With a major environmental analysis completed and summer weather on the horizon, the time is ripe for thinning to gear up on the largest forest restoration project in the country. In the coming year, the Forest Service is set to open up more than 41,000 acres for thinning and biomass removal across the 3.2 million-acre Four Forest Restoration Initiative (4FRI).
But a recent letter sent by one of the region’s prominent logging companies, as well as comments from several of the area’s longtime loggers and wood processors indicate that in the eyes of many, 4FRI, as well as the company holding the largest contract on the project, are still falling short.
Steve Reidhead, the president of Tri-Star Logging, signed the letter dated May 6 that was sent to county supervisors, state and federal legislators as well as Forest Service officials. The letter called out a newsletter announcement by Good Earth Power AZ, the company that holds the largest forest stewardship contract under 4FRI, that it plans to start its own trucking company due to a shortage of trucks and hauling equipment in the area.

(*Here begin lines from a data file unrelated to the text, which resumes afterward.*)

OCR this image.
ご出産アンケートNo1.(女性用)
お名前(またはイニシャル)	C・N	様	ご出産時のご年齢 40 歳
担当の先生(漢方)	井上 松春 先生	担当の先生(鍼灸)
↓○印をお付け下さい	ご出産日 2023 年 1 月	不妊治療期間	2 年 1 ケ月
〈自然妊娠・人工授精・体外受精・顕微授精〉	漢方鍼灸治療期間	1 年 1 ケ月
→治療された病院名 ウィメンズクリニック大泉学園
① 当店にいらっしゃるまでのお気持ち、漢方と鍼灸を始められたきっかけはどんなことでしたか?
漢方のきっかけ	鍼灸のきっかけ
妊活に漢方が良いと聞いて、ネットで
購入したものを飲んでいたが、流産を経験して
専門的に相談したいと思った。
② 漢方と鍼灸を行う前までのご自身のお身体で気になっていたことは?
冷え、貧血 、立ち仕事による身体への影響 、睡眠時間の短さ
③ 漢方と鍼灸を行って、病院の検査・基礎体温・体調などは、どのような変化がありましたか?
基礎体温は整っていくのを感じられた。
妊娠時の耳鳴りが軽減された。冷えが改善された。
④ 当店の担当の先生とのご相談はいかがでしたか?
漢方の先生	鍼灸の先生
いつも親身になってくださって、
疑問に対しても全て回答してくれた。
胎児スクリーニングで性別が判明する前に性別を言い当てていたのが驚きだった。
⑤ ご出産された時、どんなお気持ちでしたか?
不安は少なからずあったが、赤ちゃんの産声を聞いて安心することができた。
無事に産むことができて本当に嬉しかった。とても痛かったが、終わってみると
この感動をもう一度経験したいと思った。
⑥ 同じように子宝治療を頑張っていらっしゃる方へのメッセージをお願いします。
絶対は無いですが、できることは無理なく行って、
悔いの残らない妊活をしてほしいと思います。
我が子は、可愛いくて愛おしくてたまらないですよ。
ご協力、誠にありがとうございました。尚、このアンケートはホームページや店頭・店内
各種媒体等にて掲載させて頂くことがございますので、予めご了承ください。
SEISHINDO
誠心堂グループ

Trucking is readily available in the area, the letter said, but Good Earth Power AZ “is not paying trucking companies what they are owed, as a result the companies will not work with them.” At the time it was written, the letter alleged that Good Earth Power AZ owed 10 trucking companies a total of $456,749 for work done hauling timber and forest slash. Good Earth Power AZ, through a PR agency hired by the company, said it will not comment on the letter.
However, four of the companies listed in the letter, including Tri-Star, said in recent interviews that Good Earth has paid at least part of the sum they were owed and at least two are continuing to work for Good Earth.